But the argument of this volume is that these elements of giving up and of fulfilling at once, each of which will be discussed in various ways, all pertain to the Christian Church; they describe who she is and thus finally they describe what it means, given who she is, to be "one" Church, the united Church that so eludes her members and whose lack so subverts her life and purpose. To be "one Church" is to be joined to the unity of the Son to the Father, who, in the Spirit, gives himself away (Heb 9:14), not in some general flourish of self-denial, but to and for the sake of his enemies, the "godless," for their life (Rom 4:5; 5:6; 5:10; 1 Cor 15:22; Eph 2:12). Not that the Church in fact does this. She does not, and hence she is not one, and finally therefore she is not who she is meant to be. But though she is faithless, yet "he remains faithful" (1 Tim 2:13). The woefulness of Christian witness in this world is measured by the distance between these two realities; so too is measured the mercy of God. In the world, life is formed and extended in this giving away of self; it is a practice whose shape has itself given rise to various forms of social and political life and, as I will argue, to a life most especially embodied in the liberal polities that developed in Western Europe and America in the eighteenth century. But this kind of life, which the Church has both encouraged and failed to engage over and over, is also one that cannot sustain the Church's own final calling. Her own oneness, as she receives it, marks the redemption of human political ordering. And so her division marks the entrenched failures of human political aspiration, the intransigence of disorder.
This coincidence in the Church's life of disordered failure and redemptive capacity has proven one of the most anguished centers of human experience in Christian history, a place where hope has found birth in places where hopelessness was presumed, only to be denied its voice. Many have expended themselves in the face of this anguish, and it remains one of the great Christian mysteries as to why such witness and, more importantly, its object have been so belittled for so long by so many. Volumes like the present one stand as a pittance in reparation.
Eristological Analysis of One Church
It is possible to interpret this character of divine oneness in a way that stands against all political context, and hence that would rob the Church of her essential political character. A "miracle," after all, can be viewed as so unique as to constitute utter dislocation with respect to the normal pattern dislocation that exists in a kind of complete historical incommensurability with common communal life. This, I take it, is the conclusion of the late Paul Fletcher's valuable reflections. But it is, I think, a mistaken conclusion, and one that, in embracing such dislocation, severs the Church from the actualities and hence moral responsibilities of her own decision making. These are responsibilities, after all, that are demanded just because God's "being in the midst" of the world stands as the contour of God's oneness and hence of the Church's too by analogy.

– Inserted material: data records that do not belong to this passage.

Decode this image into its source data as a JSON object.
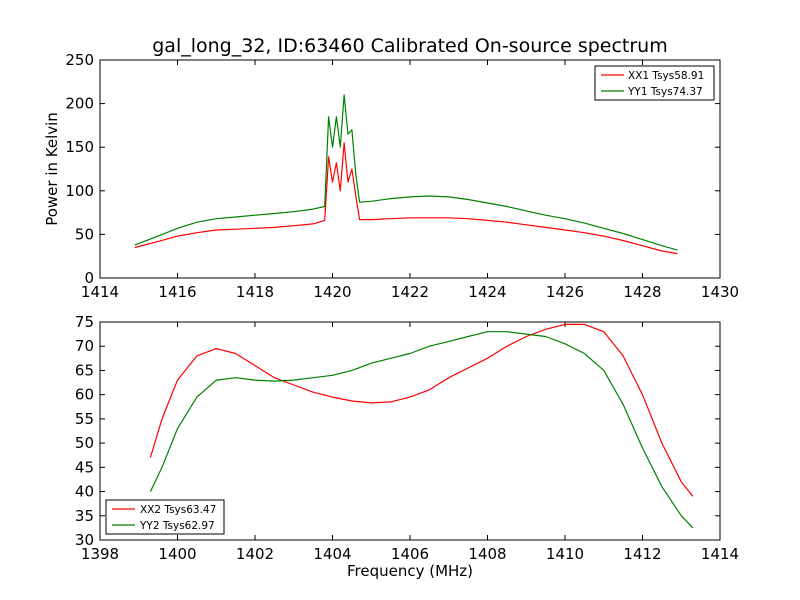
{
  "chart_data": [
    {
      "type": "line",
      "title": "gal_long_32, ID:63460 Calibrated On-source spectrum",
      "xlabel": "",
      "ylabel": "Power in Kelvin",
      "xlim": [
        1414,
        1430
      ],
      "ylim": [
        0,
        250
      ],
      "xticks": [
        "1414",
        "1416",
        "1418",
        "1420",
        "1422",
        "1424",
        "1426",
        "1428",
        "1430"
      ],
      "yticks": [
        "0",
        "50",
        "100",
        "150",
        "200",
        "250"
      ],
      "legend_position": "top-right",
      "series": [
        {
          "name": "XX1 Tsys58.91",
          "color": "#ff0000",
          "x": [
            1414.9,
            1415.5,
            1416.0,
            1416.5,
            1417.0,
            1417.5,
            1418.0,
            1418.5,
            1419.0,
            1419.5,
            1419.8,
            1419.9,
            1420.0,
            1420.1,
            1420.2,
            1420.3,
            1420.4,
            1420.5,
            1420.6,
            1420.7,
            1421.0,
            1421.5,
            1422.0,
            1422.5,
            1423.0,
            1423.5,
            1424.0,
            1424.5,
            1425.0,
            1425.5,
            1426.0,
            1426.5,
            1427.0,
            1427.5,
            1428.0,
            1428.5,
            1428.9
          ],
          "y": [
            35,
            42,
            48,
            52,
            55,
            56,
            57,
            58,
            60,
            62,
            66,
            139,
            110,
            132,
            100,
            155,
            110,
            125,
            95,
            67,
            67,
            68,
            69,
            69,
            69,
            68,
            66,
            64,
            61,
            58,
            55,
            52,
            48,
            43,
            37,
            31,
            28
          ]
        },
        {
          "name": "YY1 Tsys74.37",
          "color": "#008000",
          "x": [
            1414.9,
            1415.5,
            1416.0,
            1416.5,
            1417.0,
            1417.5,
            1418.0,
            1418.5,
            1419.0,
            1419.5,
            1419.8,
            1419.9,
            1420.0,
            1420.1,
            1420.2,
            1420.3,
            1420.4,
            1420.5,
            1420.6,
            1420.7,
            1421.0,
            1421.5,
            1422.0,
            1422.5,
            1423.0,
            1423.5,
            1424.0,
            1424.5,
            1425.0,
            1425.5,
            1426.0,
            1426.5,
            1427.0,
            1427.5,
            1428.0,
            1428.5,
            1428.9
          ],
          "y": [
            38,
            48,
            57,
            64,
            68,
            70,
            72,
            74,
            76,
            79,
            82,
            185,
            150,
            185,
            150,
            210,
            165,
            170,
            120,
            87,
            88,
            91,
            93,
            94,
            93,
            90,
            86,
            82,
            77,
            72,
            68,
            63,
            57,
            51,
            44,
            37,
            32
          ]
        }
      ]
    },
    {
      "type": "line",
      "title": "",
      "xlabel": "Frequency (MHz)",
      "ylabel": "",
      "xlim": [
        1398,
        1414
      ],
      "ylim": [
        30,
        75
      ],
      "xticks": [
        "1398",
        "1400",
        "1402",
        "1404",
        "1406",
        "1408",
        "1410",
        "1412",
        "1414"
      ],
      "yticks": [
        "30",
        "35",
        "40",
        "45",
        "50",
        "55",
        "60",
        "65",
        "70",
        "75"
      ],
      "legend_position": "bottom-left",
      "series": [
        {
          "name": "XX2 Tsys63.47",
          "color": "#ff0000",
          "x": [
            1399.3,
            1399.6,
            1400.0,
            1400.5,
            1401.0,
            1401.5,
            1402.0,
            1402.5,
            1403.0,
            1403.5,
            1404.0,
            1404.5,
            1405.0,
            1405.5,
            1406.0,
            1406.5,
            1407.0,
            1407.5,
            1408.0,
            1408.5,
            1409.0,
            1409.5,
            1410.0,
            1410.5,
            1411.0,
            1411.5,
            1412.0,
            1412.5,
            1413.0,
            1413.3
          ],
          "y": [
            47,
            55,
            63,
            68,
            69.5,
            68.5,
            66,
            63.5,
            62,
            60.5,
            59.5,
            58.7,
            58.3,
            58.5,
            59.5,
            61,
            63.5,
            65.5,
            67.5,
            70,
            72,
            73.5,
            74.5,
            74.5,
            73,
            68,
            60,
            50,
            42,
            39
          ]
        },
        {
          "name": "YY2 Tsys62.97",
          "color": "#008000",
          "x": [
            1399.3,
            1399.6,
            1400.0,
            1400.5,
            1401.0,
            1401.5,
            1402.0,
            1402.5,
            1403.0,
            1403.5,
            1404.0,
            1404.5,
            1405.0,
            1405.5,
            1406.0,
            1406.5,
            1407.0,
            1407.5,
            1408.0,
            1408.5,
            1409.0,
            1409.5,
            1410.0,
            1410.5,
            1411.0,
            1411.5,
            1412.0,
            1412.5,
            1413.0,
            1413.3
          ],
          "y": [
            40,
            45,
            53,
            59.5,
            63,
            63.5,
            63,
            62.8,
            63,
            63.5,
            64,
            65,
            66.5,
            67.5,
            68.5,
            70,
            71,
            72,
            73,
            73,
            72.5,
            72,
            70.5,
            68.5,
            65,
            58,
            49,
            41,
            35,
            32.5
          ]
        }
      ]
    }
  ]
}
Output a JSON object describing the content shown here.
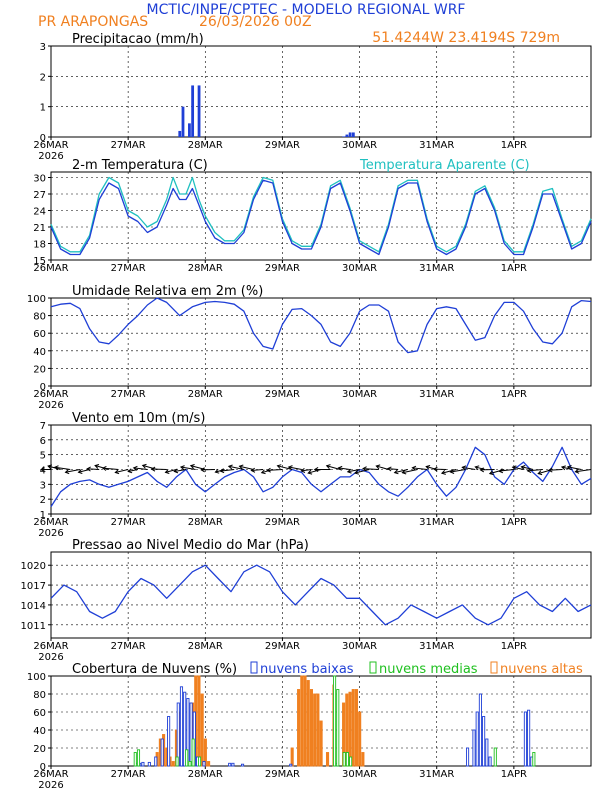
{
  "header": {
    "title": "MCTIC/INPE/CPTEC - MODELO REGIONAL WRF",
    "location": "PR ARAPONGAS",
    "run": "26/03/2026 00Z",
    "coords": "51.4244W 23.4194S 729m"
  },
  "colors": {
    "blue": "#1f3fd6",
    "cyan": "#20c0c0",
    "orange": "#f08020",
    "green": "#20c020"
  },
  "chart_data": [
    {
      "type": "bar",
      "title": "Precipitacao (mm/h)",
      "x_label_days": [
        "26MAR",
        "27MAR",
        "28MAR",
        "29MAR",
        "30MAR",
        "31MAR",
        "1APR"
      ],
      "year_label": "2026",
      "ylim": [
        0,
        3
      ],
      "yticks": [
        0,
        1,
        2,
        3
      ],
      "hours": [
        40,
        41,
        43,
        44,
        46,
        91,
        92,
        93,
        94
      ],
      "values": [
        0.2,
        1.0,
        0.45,
        1.7,
        1.7,
        0.02,
        0.08,
        0.15,
        0.15
      ]
    },
    {
      "type": "line",
      "title": "2-m Temperatura (C)",
      "legend_extra": "Temperatura Aparente (C)",
      "x_label_days": [
        "26MAR",
        "27MAR",
        "28MAR",
        "29MAR",
        "30MAR",
        "31MAR",
        "1APR"
      ],
      "year_label": "",
      "ylim": [
        15,
        31
      ],
      "yticks": [
        15,
        18,
        21,
        24,
        27,
        30
      ],
      "series": [
        {
          "name": "2-m Temperatura (C)",
          "hours": [
            0,
            3,
            6,
            9,
            12,
            15,
            18,
            21,
            24,
            27,
            30,
            33,
            36,
            38,
            40,
            42,
            44,
            46,
            48,
            51,
            54,
            57,
            60,
            63,
            66,
            69,
            72,
            75,
            78,
            81,
            84,
            87,
            90,
            93,
            96,
            99,
            102,
            105,
            108,
            111,
            114,
            117,
            120,
            123,
            126,
            129,
            132,
            135,
            138,
            141,
            144,
            147,
            150,
            153,
            156,
            159,
            162,
            165,
            168
          ],
          "values": [
            21,
            17,
            16,
            16,
            19,
            26,
            29,
            28,
            23,
            22,
            20,
            21,
            25,
            28,
            26,
            26,
            28,
            25,
            22,
            19,
            18,
            18,
            20,
            26,
            29.5,
            29,
            22,
            18,
            17,
            17,
            21,
            28,
            29,
            24,
            18,
            17,
            16,
            21,
            28,
            29,
            29,
            22,
            17,
            16,
            17,
            21,
            27,
            28,
            24,
            18,
            16,
            16,
            21,
            27,
            27,
            22,
            17,
            18,
            22
          ]
        },
        {
          "name": "Temperatura Aparente (C)",
          "hours": [
            0,
            3,
            6,
            9,
            12,
            15,
            18,
            21,
            24,
            27,
            30,
            33,
            36,
            38,
            40,
            42,
            44,
            46,
            48,
            51,
            54,
            57,
            60,
            63,
            66,
            69,
            72,
            75,
            78,
            81,
            84,
            87,
            90,
            93,
            96,
            99,
            102,
            105,
            108,
            111,
            114,
            117,
            120,
            123,
            126,
            129,
            132,
            135,
            138,
            141,
            144,
            147,
            150,
            153,
            156,
            159,
            162,
            165,
            168
          ],
          "values": [
            21.5,
            17.5,
            16.5,
            16.5,
            19.5,
            27,
            30,
            29,
            24,
            23,
            21,
            22,
            26,
            30,
            27,
            27,
            30,
            26,
            23,
            20,
            18.5,
            18.5,
            20.5,
            26.5,
            30,
            29.5,
            22.5,
            18.5,
            17.5,
            17.5,
            21.5,
            28.5,
            29.5,
            24.5,
            18.5,
            17.5,
            16.5,
            21.5,
            28.5,
            29.5,
            29.5,
            22.5,
            17.5,
            16.5,
            17.5,
            21.5,
            27.5,
            28.5,
            24.5,
            18.5,
            16.5,
            16.5,
            21.5,
            27.5,
            28,
            22.5,
            17.5,
            18.5,
            22.5
          ]
        }
      ]
    },
    {
      "type": "line",
      "title": "Umidade Relativa em 2m (%)",
      "x_label_days": [
        "26MAR",
        "27MAR",
        "28MAR",
        "29MAR",
        "30MAR",
        "31MAR",
        "1APR"
      ],
      "year_label": "2026",
      "ylim": [
        0,
        100
      ],
      "yticks": [
        0,
        20,
        40,
        60,
        80,
        100
      ],
      "series": [
        {
          "name": "Umidade Relativa (%)",
          "hours": [
            0,
            3,
            6,
            9,
            12,
            15,
            18,
            21,
            24,
            27,
            30,
            33,
            36,
            40,
            44,
            48,
            51,
            54,
            57,
            60,
            63,
            66,
            69,
            72,
            75,
            78,
            81,
            84,
            87,
            90,
            93,
            96,
            99,
            102,
            105,
            108,
            111,
            114,
            117,
            120,
            123,
            126,
            129,
            132,
            135,
            138,
            141,
            144,
            147,
            150,
            153,
            156,
            159,
            162,
            165,
            168
          ],
          "values": [
            90,
            93,
            94,
            88,
            65,
            50,
            48,
            58,
            70,
            80,
            92,
            100,
            95,
            80,
            90,
            95,
            96,
            95,
            93,
            85,
            60,
            45,
            42,
            70,
            87,
            88,
            80,
            70,
            50,
            45,
            60,
            85,
            92,
            92,
            85,
            50,
            38,
            40,
            70,
            88,
            90,
            88,
            70,
            52,
            55,
            80,
            95,
            95,
            85,
            65,
            50,
            48,
            60,
            90,
            97,
            96
          ]
        }
      ]
    },
    {
      "type": "line",
      "title": "Vento em 10m (m/s)",
      "x_label_days": [
        "26MAR",
        "27MAR",
        "28MAR",
        "29MAR",
        "30MAR",
        "31MAR",
        "1APR"
      ],
      "year_label": "2026",
      "ylim": [
        1,
        7
      ],
      "yticks": [
        1,
        2,
        3,
        4,
        5,
        6,
        7
      ],
      "arrow_count": 57,
      "series": [
        {
          "name": "Velocidade do Vento (m/s)",
          "hours": [
            0,
            3,
            6,
            9,
            12,
            15,
            18,
            21,
            24,
            27,
            30,
            33,
            36,
            39,
            42,
            45,
            48,
            51,
            54,
            57,
            60,
            63,
            66,
            69,
            72,
            75,
            78,
            81,
            84,
            87,
            90,
            93,
            96,
            99,
            102,
            105,
            108,
            111,
            114,
            117,
            120,
            123,
            126,
            129,
            132,
            135,
            138,
            141,
            144,
            147,
            150,
            153,
            156,
            159,
            162,
            165,
            168
          ],
          "values": [
            1.5,
            2.5,
            3.0,
            3.2,
            3.3,
            3.0,
            2.8,
            3.0,
            3.2,
            3.5,
            3.8,
            3.2,
            2.8,
            3.5,
            4.0,
            3.0,
            2.5,
            3.0,
            3.5,
            3.8,
            4.0,
            3.5,
            2.5,
            2.8,
            3.5,
            4.0,
            3.8,
            3.0,
            2.5,
            3.0,
            3.5,
            3.5,
            4.0,
            3.8,
            3.0,
            2.5,
            2.2,
            2.8,
            3.5,
            4.0,
            3.0,
            2.2,
            2.8,
            4.0,
            5.5,
            5.0,
            3.5,
            3.0,
            4.0,
            4.5,
            3.8,
            3.2,
            4.2,
            5.5,
            4.0,
            3.0,
            3.4
          ]
        }
      ]
    },
    {
      "type": "line",
      "title": "Pressao ao Nivel Medio do Mar (hPa)",
      "x_label_days": [
        "26MAR",
        "27MAR",
        "28MAR",
        "29MAR",
        "30MAR",
        "31MAR",
        "1APR"
      ],
      "year_label": "2026",
      "ylim": [
        1009,
        1022
      ],
      "yticks": [
        1011,
        1014,
        1017,
        1020
      ],
      "series": [
        {
          "name": "Pressao (hPa)",
          "hours": [
            0,
            4,
            8,
            12,
            16,
            20,
            24,
            28,
            32,
            36,
            40,
            44,
            48,
            52,
            56,
            60,
            64,
            68,
            72,
            76,
            80,
            84,
            88,
            92,
            96,
            100,
            104,
            108,
            112,
            116,
            120,
            124,
            128,
            132,
            136,
            140,
            144,
            148,
            152,
            156,
            160,
            164,
            168
          ],
          "values": [
            1015,
            1017,
            1016,
            1013,
            1012,
            1013,
            1016,
            1018,
            1017,
            1015,
            1017,
            1019,
            1020,
            1018,
            1016,
            1019,
            1020,
            1019,
            1016,
            1014,
            1016,
            1018,
            1017,
            1015,
            1015,
            1013,
            1011,
            1012,
            1014,
            1013,
            1012,
            1013,
            1014,
            1012,
            1011,
            1012,
            1015,
            1016,
            1014,
            1013,
            1015,
            1013,
            1014
          ]
        }
      ]
    },
    {
      "type": "bar",
      "title": "Cobertura de Nuvens (%)",
      "x_label_days": [
        "26MAR",
        "27MAR",
        "28MAR",
        "29MAR",
        "30MAR",
        "31MAR",
        "1APR"
      ],
      "year_label": "2026",
      "ylim": [
        0,
        100
      ],
      "yticks": [
        0,
        20,
        40,
        60,
        80,
        100
      ],
      "legend": [
        "nuvens baixas",
        "nuvens medias",
        "nuvens altas"
      ],
      "series": [
        {
          "name": "nuvens baixas",
          "hours": [
            27,
            28,
            29,
            31,
            33,
            35,
            37,
            40,
            41,
            42,
            43,
            44,
            45,
            46,
            48,
            56,
            57,
            60,
            75,
            89,
            130,
            132,
            133,
            134,
            135,
            136,
            137,
            148,
            149,
            150
          ],
          "values": [
            3,
            3,
            4,
            4,
            10,
            30,
            55,
            70,
            88,
            82,
            75,
            70,
            60,
            10,
            5,
            3,
            3,
            2,
            2,
            3,
            20,
            40,
            60,
            80,
            55,
            30,
            10,
            60,
            62,
            10
          ]
        },
        {
          "name": "nuvens medias",
          "hours": [
            26,
            27,
            39,
            42,
            43,
            44,
            46,
            88,
            89,
            91,
            92,
            93,
            138,
            150
          ],
          "values": [
            15,
            18,
            10,
            18,
            5,
            30,
            10,
            100,
            85,
            15,
            15,
            10,
            20,
            15
          ]
        },
        {
          "name": "nuvens altas",
          "hours": [
            33,
            34,
            35,
            36,
            37,
            38,
            39,
            40,
            44,
            45,
            46,
            47,
            48,
            49,
            75,
            77,
            78,
            79,
            80,
            81,
            82,
            83,
            84,
            86,
            88,
            91,
            92,
            93,
            94,
            95,
            96,
            97
          ],
          "values": [
            15,
            30,
            35,
            20,
            10,
            5,
            40,
            60,
            70,
            100,
            100,
            80,
            30,
            5,
            20,
            85,
            100,
            100,
            95,
            85,
            80,
            80,
            50,
            15,
            90,
            70,
            80,
            82,
            85,
            85,
            60,
            15
          ]
        }
      ]
    }
  ]
}
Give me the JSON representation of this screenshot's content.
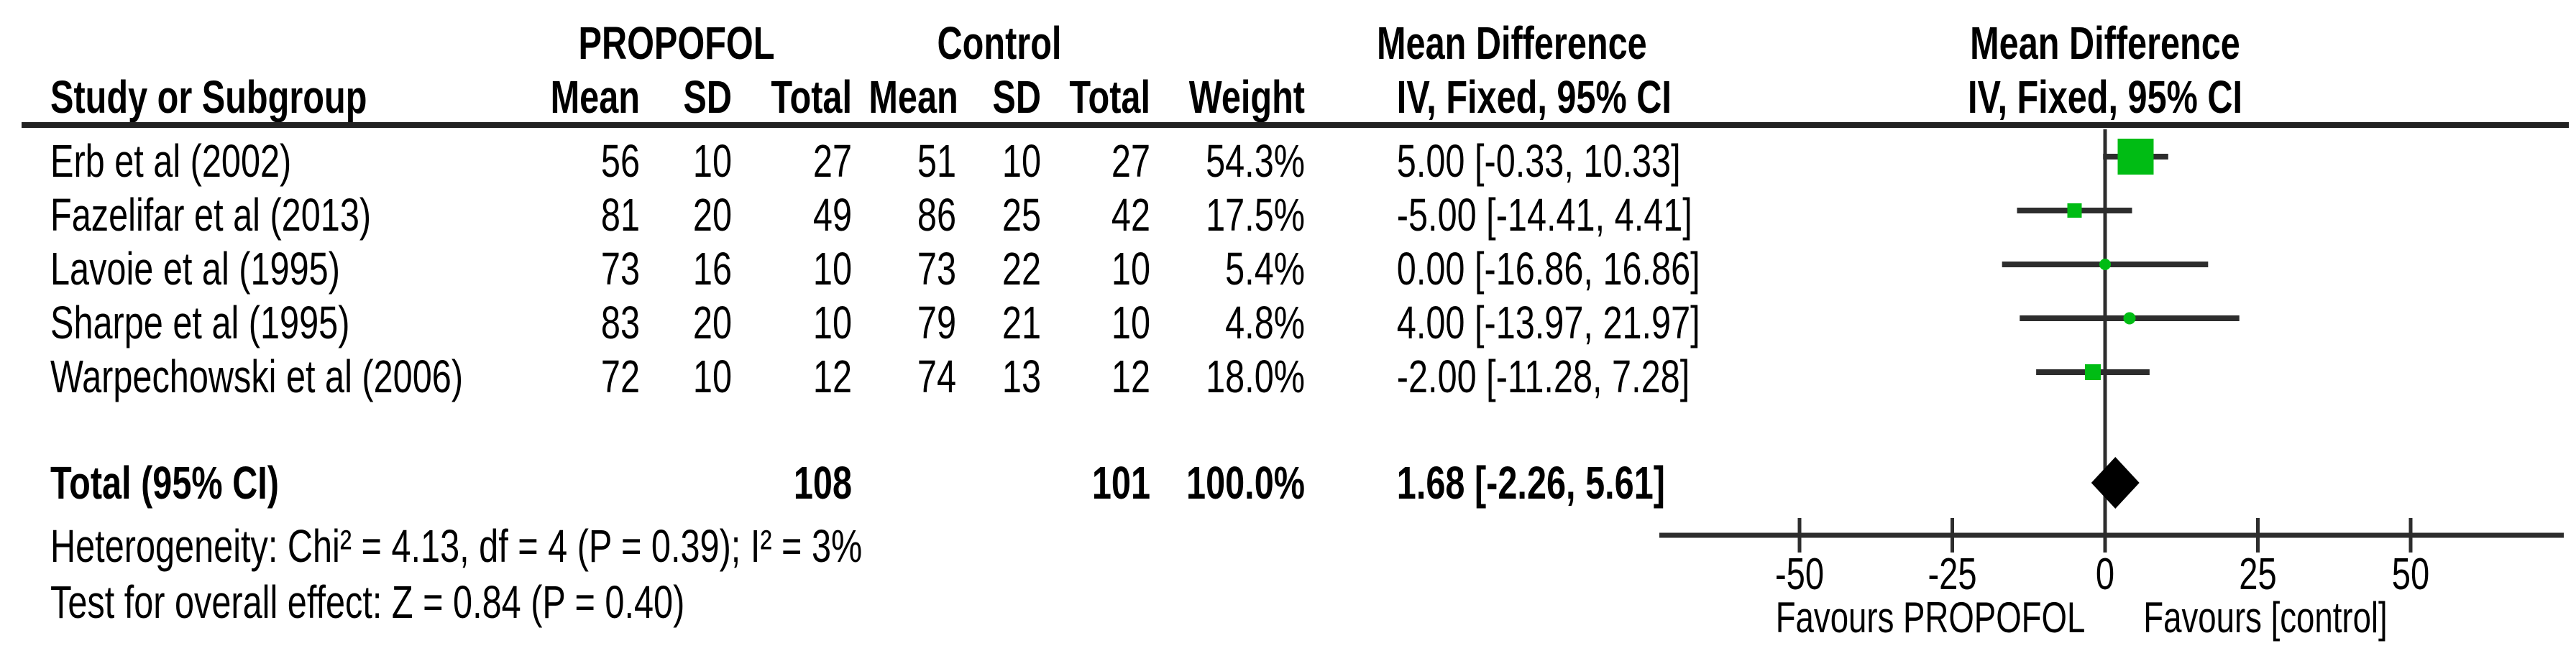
{
  "header": {
    "study_col": "Study or Subgroup",
    "group_experimental": "PROPOFOL",
    "group_control": "Control",
    "sub_cols": [
      "Mean",
      "SD",
      "Total"
    ],
    "weight_col": "Weight",
    "effect_col_title": "Mean Difference",
    "effect_col_subtitle": "IV, Fixed, 95% CI",
    "plot_col_title": "Mean Difference",
    "plot_col_subtitle": "IV, Fixed, 95% CI"
  },
  "chart_data": {
    "type": "forest",
    "effect_measure": "Mean Difference",
    "method": "IV, Fixed, 95% CI",
    "studies": [
      {
        "name": "Erb et al (2002)",
        "exp_mean": 56,
        "exp_sd": 10,
        "exp_total": 27,
        "ctl_mean": 51,
        "ctl_sd": 10,
        "ctl_total": 27,
        "weight": "54.3%",
        "md": 5.0,
        "ci_low": -0.33,
        "ci_high": 10.33,
        "ci_text": "5.00 [-0.33, 10.33]",
        "marker_shape": "square",
        "marker_size": 50
      },
      {
        "name": "Fazelifar et al (2013)",
        "exp_mean": 81,
        "exp_sd": 20,
        "exp_total": 49,
        "ctl_mean": 86,
        "ctl_sd": 25,
        "ctl_total": 42,
        "weight": "17.5%",
        "md": -5.0,
        "ci_low": -14.41,
        "ci_high": 4.41,
        "ci_text": "-5.00 [-14.41, 4.41]",
        "marker_shape": "square",
        "marker_size": 20
      },
      {
        "name": "Lavoie et al (1995)",
        "exp_mean": 73,
        "exp_sd": 16,
        "exp_total": 10,
        "ctl_mean": 73,
        "ctl_sd": 22,
        "ctl_total": 10,
        "weight": "5.4%",
        "md": 0.0,
        "ci_low": -16.86,
        "ci_high": 16.86,
        "ci_text": "0.00 [-16.86, 16.86]",
        "marker_shape": "circle",
        "marker_size": 16
      },
      {
        "name": "Sharpe et al (1995)",
        "exp_mean": 83,
        "exp_sd": 20,
        "exp_total": 10,
        "ctl_mean": 79,
        "ctl_sd": 21,
        "ctl_total": 10,
        "weight": "4.8%",
        "md": 4.0,
        "ci_low": -13.97,
        "ci_high": 21.97,
        "ci_text": "4.00 [-13.97, 21.97]",
        "marker_shape": "circle",
        "marker_size": 17
      },
      {
        "name": "Warpechowski et al (2006)",
        "exp_mean": 72,
        "exp_sd": 10,
        "exp_total": 12,
        "ctl_mean": 74,
        "ctl_sd": 13,
        "ctl_total": 12,
        "weight": "18.0%",
        "md": -2.0,
        "ci_low": -11.28,
        "ci_high": 7.28,
        "ci_text": "-2.00 [-11.28, 7.28]",
        "marker_shape": "square",
        "marker_size": 22
      }
    ],
    "total": {
      "label": "Total (95% CI)",
      "exp_total": 108,
      "ctl_total": 101,
      "weight": "100.0%",
      "md": 1.68,
      "ci_low": -2.26,
      "ci_high": 5.61,
      "ci_text": "1.68 [-2.26, 5.61]"
    },
    "axis": {
      "ticks": [
        -50,
        -25,
        0,
        25,
        50
      ],
      "xmin": -73,
      "xmax": 75,
      "favours_left": "Favours PROPOFOL",
      "favours_right": "Favours [control]"
    },
    "grid": false,
    "legend_position": "none"
  },
  "footer": {
    "heterogeneity": "Heterogeneity: Chi² = 4.13, df = 4 (P = 0.39); I² = 3%",
    "overall_effect": "Test for overall effect: Z = 0.84 (P = 0.40)"
  },
  "colors": {
    "marker_green": "#00bc14",
    "summary_diamond": "#000000",
    "line": "#2d2d2d",
    "text": "#000000"
  }
}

The oneness of the Church takes place in the world in which God's own oneness is given in Christ's sacrifice, and this sacrifice is determined by its recipients and by the rich, if often disconcerting, details of their existence in time. Such oneness is not given, however, only as the end point of a political process. The eristic character of ecclesiological oneness stands as a certain kind of dialectic, although one that has a term that is continually reposited, in the same way that the Jesus' death, "once and for all," is temporally reasserted in various ways.